Stocks fell to start the week on a cautious note. The S&P 500 and the Dow Jones each lost 0.4% to 2,268 and 19,887 respectively. Financials lost 0.7% while utilities fell 1.3%. Eric Rosengren of the Boston Fed spoke today and came across as hawkish, saying that the Fed should raise interest rates more regularly. Falling oil prices also weighed on sentiment as market participants consider the possibility that an increase in US production could outweigh Opec cuts. Nevertheless interest rates fell after Rosengren’s comments. The two year Treasury yield fell 2bp to 1.19%. The ten year Treasury yield fell 5bp to 2.37%. Accordingly 2yr vs 10yr bull flattened to 1.18%. In Germany the 10 year bund yield fell 2bp to 0.28%. The US dollar was weaker against peers except for the pound. USD fell 0.4% against EUR to $1.0571. USD fell 0.8% against JPY to Y116.06. USD rose 1% against GBP to $1.2161. WTI and Brent each fell 4% to $51.86 and $54.84 respectively. Gold prices have risen given the recent rally in rates to $1,181.70. The VIX is also at historically low levels and currently stands at 11.56.
The British pound fell this morning after comments made from Prime Minister Theresa May pertaining to the Brexit. In an interview May said that the U.K. was going for a clean break from the European Union. She spoke intending to dispel the idea that the U.K. was going to leave the EU but still keep some of the benefits of EU membership. As a result investors moved to price in a “hard Brexit” and the British pound fell 1.2% to $1.214 at the open. These comments overpowered a series of positive economic data out of the UK, and is also exacerbated by dollar strength. Data out of the UK showed strength in manufacturing as well as retail sales. Investors fear that since May seems to be prioritizing policies such as immigration over economics and access to the single market that the UK economy will suffer as a result. The eurozone is the biggest customer for British exports currently. EU officials don’t seem to be willing to budge on immigration issues either. May made similar comments back in October. Analysts at Morgan Stanley predict that the pound will fall to $1.17 by the end of the first quarter, and UBS analysts estimate it will be at $1.13 by the end of 2017.
High yield has been in demand as investors are expecting the sector to perform well over the next year. Given the expected increase in corporate earnings and economic outlook under Trump some investors anticipate that those changes will disproportionately benefit risky companies. In the second quarter and third quarter of 2016 earnings from junk rated companies improved 14% and 72%. Additionally higher oil prices and less defaults from the energy sector will also benefit high yield. According to Bank of America the average junk bond yields 5.86% which is a two year low. The strong performance will have to follow a 17.1% return in 2016. JP Morgan, Wells Fargo, Bank of America and Goldman Sachs are all bullish on high yield. They are also a good fixed income asset to hold in a rising rate environment given that less of their yield is composed of interest rate risk on a relative basis. High yield issuance has also been lower which has supported prices as investors are looking for new supply.

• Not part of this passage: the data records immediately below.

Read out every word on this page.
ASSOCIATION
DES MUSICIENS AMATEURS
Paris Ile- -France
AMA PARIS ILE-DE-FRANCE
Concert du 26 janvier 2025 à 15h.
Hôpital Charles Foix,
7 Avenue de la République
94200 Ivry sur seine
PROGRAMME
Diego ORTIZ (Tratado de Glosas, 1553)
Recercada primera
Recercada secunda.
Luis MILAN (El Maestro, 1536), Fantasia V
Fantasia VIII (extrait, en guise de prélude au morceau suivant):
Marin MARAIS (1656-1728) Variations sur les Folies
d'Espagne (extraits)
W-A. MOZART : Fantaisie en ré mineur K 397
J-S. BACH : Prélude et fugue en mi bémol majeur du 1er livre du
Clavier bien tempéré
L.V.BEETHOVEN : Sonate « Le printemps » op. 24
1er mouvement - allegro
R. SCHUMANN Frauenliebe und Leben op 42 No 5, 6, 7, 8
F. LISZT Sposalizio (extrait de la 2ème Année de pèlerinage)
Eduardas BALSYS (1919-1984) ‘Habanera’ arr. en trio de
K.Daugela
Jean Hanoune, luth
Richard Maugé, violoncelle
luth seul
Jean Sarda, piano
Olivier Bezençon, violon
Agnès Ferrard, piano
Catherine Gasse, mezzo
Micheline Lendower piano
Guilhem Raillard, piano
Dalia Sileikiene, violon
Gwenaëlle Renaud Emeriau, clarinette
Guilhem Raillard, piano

Indonesia is angry with JP Morgan regarding ratings activity coupled with the country’s bond issuance. JP Morgan until recently acted as a primary dealer for Indonesia’s government bonds. However the bank’s research analysts downgraded Indonesian equities which the government did not like and as a result severed all ties with JP Morgan. Additionally finance ministry officials met with other primary dealers and said that while research analysts can say whatever they want they should be careful not to create “false perceptions at the expense of Indonesia.” This creates problems for the banks, as research opinions are not supposed to be influenced by activity with other areas of the bank. Indonesian officials want a clear separation between what is factual research and what is opinion. JP Morgan downgraded Indonesian equities to underweight from overweight in the aftermath of Trump’s election as a result of broader risk in emerging markets. It also downgraded other emerging markets as part of the same action. However the Indonesian government seemingly took offense, saying that the ratings action was not credible and that it could destabilize Indonesia’s financial system. The country is coming up with more stringent rules for companies that act as primary dealers for government debt. This whole situations shows how banks have to be careful not to breach conflicts of interest when doing business in foreign countries where customs are different. The country wants to limit what it calls unnecessary reports as well as draw a line between internal research and research that is circulated publicly.